Saint-François d’Assise au Grand Théâtre de Genève (2024) (c) Carole Parodi
Comme nous le disions, les cinquième et sixième tableaux passent à une autre dimension métaphysique. Ici, l’orchestre se déploie lors de deux épisodes extraordinaires : la musique de l’invisible (L’ange musicien) et des concerts d’oiseaux donnés hors-tempo d’une complexité inouïe (Le prêche aux oiseaux). Or, on entendra ces sortilèges que de loin, comme au travers de bouchons d’oreille. Pire, Abdessemed place deux gigantesques éléments du décor pour obstruer le son de l’orchestre, sans spécialement habiter la scène, alors que l’action se passe désormais aux instruments. Le tableau du Prêche aux oiseaux devient ainsi interminable, et s’il se passionne pour les symboles religieux, le metteur en scène refuse ici toute vision panthéiste d’harmonie avec la nature. Le septième tableau (probablement le plus impressionnant de la partition) s’avère un échec cinglant. En plaçant la maquette d’une très grande église en avant-scène, Abdessemed cache les forces terrassantes du chœur, et refuse l’équilibre voulu par Messiaen.

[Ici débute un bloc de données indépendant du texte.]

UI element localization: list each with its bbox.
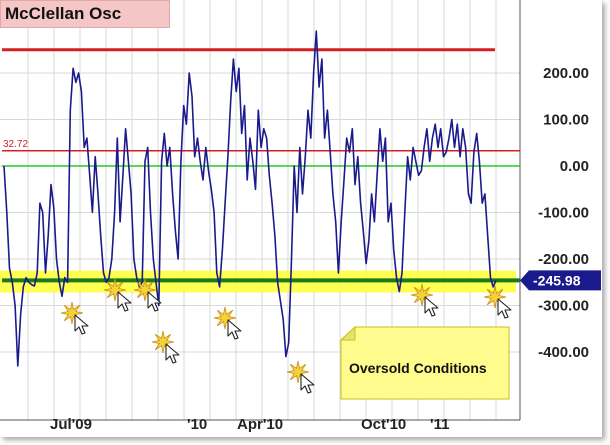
x-tick-label: Apr'10 (237, 416, 283, 433)
callout-shape (339, 325, 510, 400)
oversold-cursor-icon (483, 285, 512, 319)
oversold-cursor-icon (60, 301, 89, 335)
last-value-marker: -245.98 (520, 270, 601, 291)
oversold-cursor-icon (103, 278, 132, 312)
y-tick-label: 100.00 (543, 112, 589, 129)
y-axis-tick-labels: 200.00 100.00 0.00 -100.00 -200.00 -300.00 -40… (538, 65, 589, 361)
oversold-cursor-icon (133, 278, 162, 312)
oscillator-series-line (3, 30, 497, 367)
y-tick-label: -400.00 (538, 344, 589, 361)
x-tick-label: Jul'09 (50, 416, 92, 433)
x-axis-tick-labels: Jul'09 '10 Apr'10 Oct'10 '11 (50, 416, 449, 433)
y-tick-label: -300.00 (538, 298, 589, 315)
chart-title: McClellan Osc (5, 4, 122, 23)
oversold-cursor-icon (213, 306, 242, 340)
y-tick-label: -200.00 (538, 251, 589, 268)
x-tick-label: Oct'10 (361, 416, 406, 433)
last-value-label: -245.98 (533, 272, 581, 288)
oversold-markers (60, 278, 512, 394)
y-tick-label: 200.00 (543, 65, 589, 82)
oversold-cursor-icon (286, 360, 315, 394)
oversold-cursor-icon (151, 330, 180, 364)
chart-title-box: McClellan Osc (0, 0, 170, 28)
y-tick-label: 0.00 (560, 158, 589, 175)
x-tick-label: '10 (187, 416, 207, 433)
y-tick-label: -100.00 (538, 205, 589, 222)
reference-line-label: 32.72 (3, 139, 28, 150)
annotation-text: Oversold Conditions (349, 360, 487, 376)
oversold-cursor-icon (410, 283, 439, 317)
x-tick-label: '11 (430, 416, 449, 433)
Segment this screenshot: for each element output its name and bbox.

En mettant ces éléments devant l’orchestre, Abdessemed a-t-il voulu amoindrir la force de la musique ? S’agit-il d’un gimmick moderniste de mise en scène, comme le fait souvent Roméo Castellucci avec ses voiles placés en avant-scène, ou bien d’une réflexion sur le sacré (forcément inatteignable pour l’homme) ? Serait-ce la faute purement pratique du manque d’espace de la scène (on se souvient pourtant que la petite fosse de Garnier débordait d’instruments jusque dans la salle lors de la création) ou d’une volonté pragmatique de ne pas avoir à diriger les mouvements de 90 chanteurs ?
La distribution vocale suit la même trajectoire que le spectacle : on apprécie tout d’abord l’homogénéité d’une troupe engagée (notamment le Frère Léon bien sonnant de Kartal Karagedik et la voix claire de Jason Bridges) avant que l’émotion et l’intériorité ne manquent. Devant la performance hors-normes de Robin Adams dans le rôle-titre, il semblerait inconcevable d’émettre quelconque réserve. Le baryton anglais affronte sans faillir les quatre heures de chant avec une probité et une sincérité de tous les instants. Mais alors même qu’il est sur le devant de la scène, son interprétation devient de plus en plus forcée et athlétique. En revanche, dans le rôle de l’ange, la québécoise Claire de Sévigné séduit tout du long par sa grâce lyrique et chorégraphique.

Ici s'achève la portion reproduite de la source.